Mosaic to reopen Colonsay potash mine in a matter of days
About 330 workers who were temporarily laid off at Mosaic’s (NYSE:MOS) Colonsay potash mine in Saskatchewan last July, are counting the days until the company resumes operations.
The decision to reopen the idled mine was based on the US fertilizer producer’s expectations that 2017 will be a stronger year for the potash industry.
“We expect supply reconciliation and demand growth will result in a productive operating environment and are optimistic that 2017 will be a stronger year for the potash industry,” a Mosaic spokesperson told Global News.

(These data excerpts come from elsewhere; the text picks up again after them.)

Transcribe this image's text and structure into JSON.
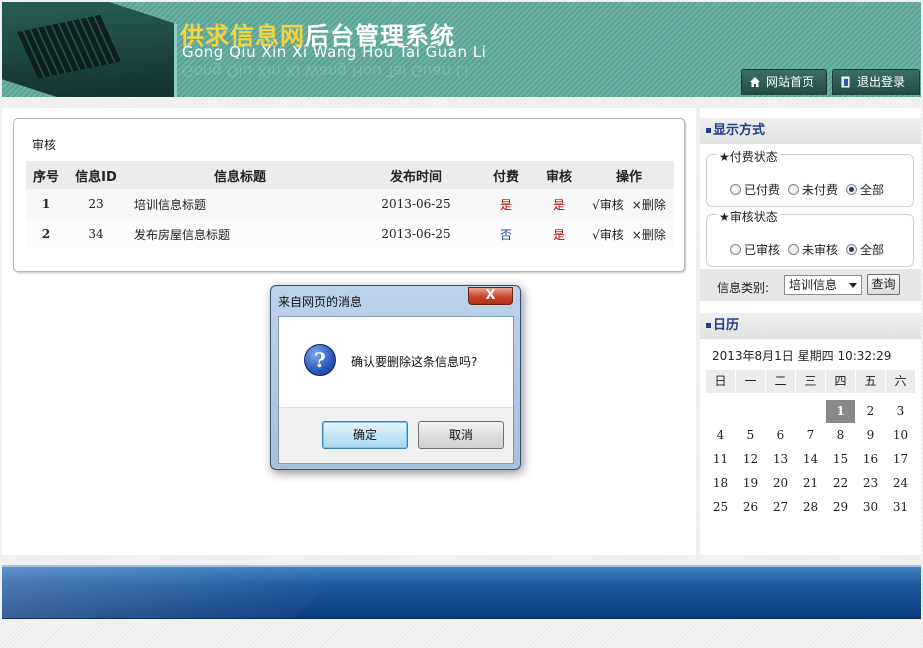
{
  "header": {
    "title_brand": "供求信息网",
    "title_rest": "后台管理系统",
    "subtitle": "Gong Qiu Xin Xi Wang Hou Tai Guan Li",
    "nav": [
      {
        "label": "网站首页",
        "icon": "home-icon"
      },
      {
        "label": "退出登录",
        "icon": "exit-icon"
      }
    ]
  },
  "panel": {
    "title": "审核",
    "columns": [
      "序号",
      "信息ID",
      "信息标题",
      "发布时间",
      "付费",
      "审核",
      "操作"
    ],
    "rows": [
      {
        "num": "1",
        "id": "23",
        "title": "培训信息标题",
        "date": "2013-06-25",
        "paid": "是",
        "audited": "是",
        "action_audit": "√审核",
        "action_delete": "×删除"
      },
      {
        "num": "2",
        "id": "34",
        "title": "发布房屋信息标题",
        "date": "2013-06-25",
        "paid": "否",
        "audited": "是",
        "action_audit": "√审核",
        "action_delete": "×删除"
      }
    ]
  },
  "sidebar": {
    "display_heading": "显示方式",
    "pay_group": {
      "legend": "★付费状态",
      "options": [
        "已付费",
        "未付费",
        "全部"
      ],
      "selected": "全部"
    },
    "audit_group": {
      "legend": "★审核状态",
      "options": [
        "已审核",
        "未审核",
        "全部"
      ],
      "selected": "全部"
    },
    "category_label": "信息类别:",
    "category_value": "培训信息",
    "query_label": "查询",
    "calendar_heading": "日历",
    "calendar": {
      "now": "2013年8月1日  星期四  10:32:29",
      "weekdays": [
        "日",
        "一",
        "二",
        "三",
        "四",
        "五",
        "六"
      ],
      "first_weekday_index": 4,
      "days_in_month": 31,
      "today": 1
    }
  },
  "dialog": {
    "title": "来自网页的消息",
    "close_label": "X",
    "message": "确认要删除这条信息吗?",
    "ok_label": "确定",
    "cancel_label": "取消"
  },
  "colors": {
    "header_teal": "#5aa295",
    "accent_blue": "#1d3f8a",
    "yes_red": "#c00000",
    "footer_blue": "#1e5aa0"
  }
}
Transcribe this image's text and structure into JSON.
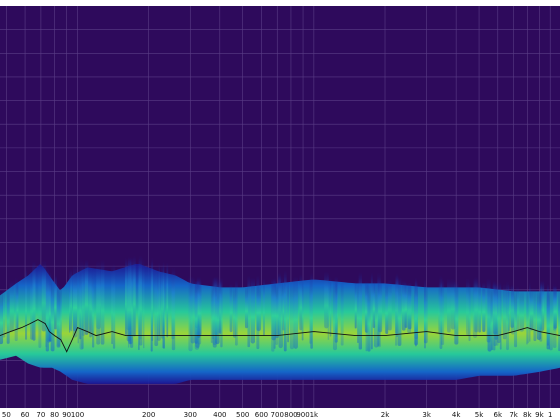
{
  "chart_data": {
    "type": "heatmap",
    "subtype": "waterfall-spectrogram",
    "title": "",
    "xlabel": "",
    "ylabel": "",
    "x_scale": "log",
    "xlim": [
      47,
      11000
    ],
    "grid": true,
    "legend": "none",
    "x_ticks": [
      {
        "value": 50,
        "label": "50"
      },
      {
        "value": 60,
        "label": "60"
      },
      {
        "value": 70,
        "label": "70"
      },
      {
        "value": 80,
        "label": "80"
      },
      {
        "value": 90,
        "label": "90"
      },
      {
        "value": 100,
        "label": "100"
      },
      {
        "value": 200,
        "label": "200"
      },
      {
        "value": 300,
        "label": "300"
      },
      {
        "value": 400,
        "label": "400"
      },
      {
        "value": 500,
        "label": "500"
      },
      {
        "value": 600,
        "label": "600"
      },
      {
        "value": 700,
        "label": "700"
      },
      {
        "value": 800,
        "label": "800"
      },
      {
        "value": 900,
        "label": "900"
      },
      {
        "value": 1000,
        "label": "1k"
      },
      {
        "value": 2000,
        "label": "2k"
      },
      {
        "value": 3000,
        "label": "3k"
      },
      {
        "value": 4000,
        "label": "4k"
      },
      {
        "value": 5000,
        "label": "5k"
      },
      {
        "value": 6000,
        "label": "6k"
      },
      {
        "value": 7000,
        "label": "7k"
      },
      {
        "value": 8000,
        "label": "8k"
      },
      {
        "value": 9000,
        "label": "9k"
      },
      {
        "value": 10000,
        "label": "1"
      }
    ],
    "colors": {
      "background": "#2e0a5c",
      "grid": "#5a3d86",
      "low": "#1a1a9a",
      "mid": "#1565c8",
      "high": "#27c99a",
      "peak": "#9ad43a",
      "trace": "#111111"
    },
    "y_range": [
      0,
      1
    ],
    "energy_profile": {
      "x": [
        47,
        55,
        62,
        70,
        78,
        85,
        95,
        110,
        140,
        180,
        220,
        260,
        300,
        400,
        500,
        700,
        1000,
        1500,
        2000,
        3000,
        4000,
        5000,
        7000,
        9000,
        11000
      ],
      "top": [
        0.28,
        0.31,
        0.33,
        0.36,
        0.32,
        0.29,
        0.33,
        0.35,
        0.34,
        0.36,
        0.34,
        0.33,
        0.31,
        0.3,
        0.3,
        0.31,
        0.32,
        0.31,
        0.31,
        0.3,
        0.3,
        0.3,
        0.29,
        0.29,
        0.29
      ],
      "bottom": [
        0.12,
        0.13,
        0.11,
        0.1,
        0.1,
        0.09,
        0.07,
        0.06,
        0.06,
        0.06,
        0.06,
        0.06,
        0.07,
        0.07,
        0.07,
        0.07,
        0.07,
        0.07,
        0.07,
        0.07,
        0.07,
        0.08,
        0.08,
        0.09,
        0.1
      ]
    },
    "average_trace": {
      "x": [
        47,
        52,
        58,
        63,
        68,
        73,
        76,
        80,
        85,
        90,
        95,
        100,
        110,
        120,
        140,
        160,
        180,
        200,
        250,
        300,
        400,
        500,
        700,
        1000,
        1500,
        2000,
        3000,
        4000,
        5000,
        6000,
        7000,
        8000,
        9000,
        11000
      ],
      "y": [
        0.18,
        0.19,
        0.2,
        0.21,
        0.22,
        0.21,
        0.19,
        0.18,
        0.17,
        0.14,
        0.17,
        0.2,
        0.19,
        0.18,
        0.19,
        0.18,
        0.18,
        0.18,
        0.18,
        0.18,
        0.18,
        0.18,
        0.18,
        0.19,
        0.18,
        0.18,
        0.19,
        0.18,
        0.18,
        0.18,
        0.19,
        0.2,
        0.19,
        0.18
      ]
    }
  }
}
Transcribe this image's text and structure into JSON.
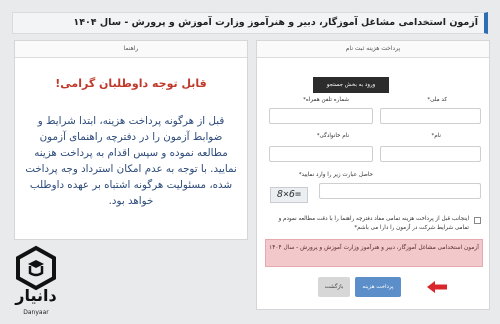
{
  "header": {
    "title": "آزمون استخدامی مشاغل آموزگار، دبیر و هنرآموز وزارت آموزش و پرورش - سال ۱۴۰۴"
  },
  "guide": {
    "heading": "راهنما",
    "notice_title": "قابل توجه داوطلبان گرامی!",
    "notice_body": "قبل از هرگونه پرداخت هزینه، ابتدا شرایط و ضوابط آزمون را در دفترچه راهنمای آزمون مطالعه نموده و سپس اقدام به پرداخت هزینه نمایید. با توجه به عدم امکان استرداد وجه پرداخت شده، مسئولیت هرگونه اشتباه بر عهده داوطلب خواهد بود."
  },
  "form": {
    "heading": "پرداخت هزینه ثبت نام",
    "search_button": "ورود به بخش جستجو",
    "national_id_label": "کد ملی*",
    "phone_label": "شماره تلفن همراه*",
    "first_name_label": "نام*",
    "last_name_label": "نام خانوادگی*",
    "captcha_label": "حاصل عبارت زیر را وارد نمایید*",
    "captcha_text": "8×6=",
    "consent_text": "اینجانب قبل از پرداخت هزینه تمامی مفاد دفترچه راهنما را با دقت مطالعه نمودم و تمامی شرایط شرکت در آزمون را دارا می باشم*",
    "exam_alert": "آزمون استخدامی مشاغل آموزگار، دبیر و هنرآموز وزارت آموزش و پرورش - سال ۱۴۰۴",
    "pay_button": "پرداخت هزینه",
    "back_button": "بازگشت"
  },
  "logo": {
    "name": "دانیار",
    "sub": "Danyaar"
  },
  "colors": {
    "accent": "#2e6db4",
    "alert_bg": "#f2c8cb",
    "pay_button": "#5c8fc9",
    "arrow": "#d9262c"
  }
}
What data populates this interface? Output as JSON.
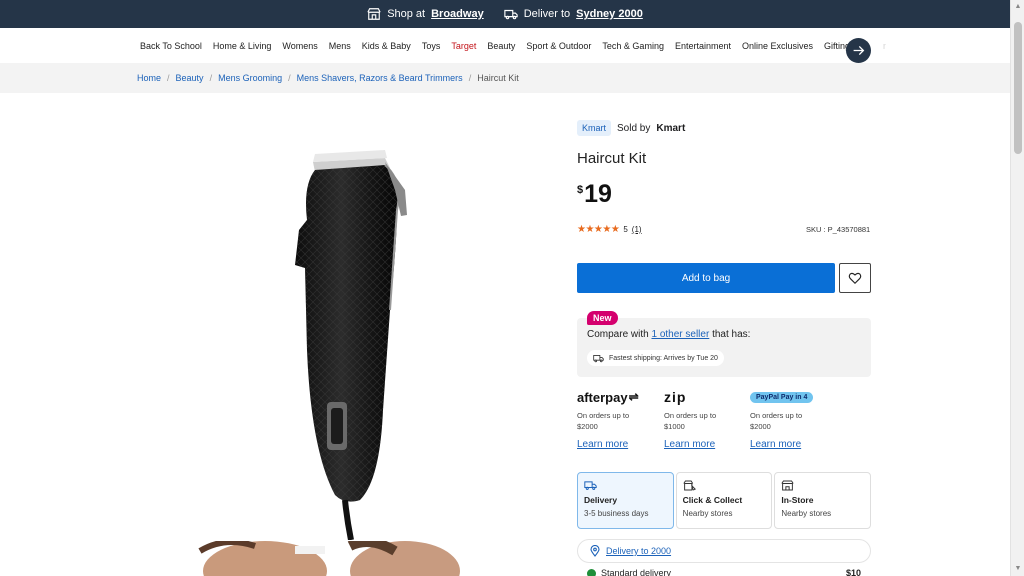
{
  "topbar": {
    "shop_prefix": "Shop at",
    "shop_store": "Broadway",
    "deliver_prefix": "Deliver to",
    "deliver_location": "Sydney 2000"
  },
  "nav": {
    "items": [
      "Back To School",
      "Home & Living",
      "Womens",
      "Mens",
      "Kids & Baby",
      "Toys",
      "Target",
      "Beauty",
      "Sport & Outdoor",
      "Tech & Gaming",
      "Entertainment",
      "Online Exclusives",
      "Gifting",
      "r"
    ]
  },
  "breadcrumb": [
    "Home",
    "Beauty",
    "Mens Grooming",
    "Mens Shavers, Razors & Beard Trimmers",
    "Haircut Kit"
  ],
  "product": {
    "brand_badge": "Kmart",
    "sold_by_prefix": "Sold by",
    "sold_by": "Kmart",
    "title": "Haircut Kit",
    "currency": "$",
    "price": "19",
    "stars": "★★★★★",
    "rating": "5",
    "review_count": "(1)",
    "sku": "SKU : P_43570881",
    "add_to_bag": "Add to bag"
  },
  "compare": {
    "new_tag": "New",
    "prefix": "Compare with",
    "link": "1 other seller",
    "suffix": "that has:",
    "shipping_chip": "Fastest shipping: Arrives by Tue 20"
  },
  "payments": [
    {
      "logo": "afterpay",
      "line1": "On orders up to",
      "line2": "$2000",
      "learn": "Learn more"
    },
    {
      "logo": "zip",
      "line1": "On orders up to",
      "line2": "$1000",
      "learn": "Learn more"
    },
    {
      "logo": "PayPal Pay in 4",
      "line1": "On orders up to",
      "line2": "$2000",
      "learn": "Learn more"
    }
  ],
  "fulfilment": [
    {
      "title": "Delivery",
      "sub": "3-5 business days"
    },
    {
      "title": "Click & Collect",
      "sub": "Nearby stores"
    },
    {
      "title": "In-Store",
      "sub": "Nearby stores"
    }
  ],
  "delivery_to": "Delivery to 2000",
  "standard_delivery": {
    "label": "Standard delivery",
    "price": "$10"
  },
  "colors": {
    "topbar": "#253548",
    "primary": "#0a6fd6",
    "link": "#1c62b9",
    "new_tag": "#d4006e",
    "star": "#e86b1f"
  }
}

Analysts had speculated it was highly unlikely the company would reopen the mine in 2017, due to excessive global capacity and a faltering farm economy. Rival K+S AG is set start production this year in Saskatchewan, and Potash Corp will complete expansion of its biggest mine there.
But the Plymouth, Minnesota-based company is going ahead with the plans to resume operations at the mine, which has an annual capacity of 2.6 million tonnes.
The firm, the world’s largest producer of finished phosphate products, was not the only potash producer to take extreme measures last year on the back of low prices and weak demand. In January, PotashCorp (TSX, NYSE:POT) mothballed its new Picadilly potash operation in New Brunswick, dismissing more than 420 employees. A month later, it curbed production at all of its Saskatchewan operations.
Later, Intrepid Potash (NYSE: IPI) said it would close the high-cost West Facility in Carlsbad, New Mexico, in July, affecting about 300 employees.
Colonsay mine, located about 65 kilometres southeast of Saskatoon, is one of Mosaic’s three Canadian potash operations. The other two are Rsterhazy and Belle Plaine.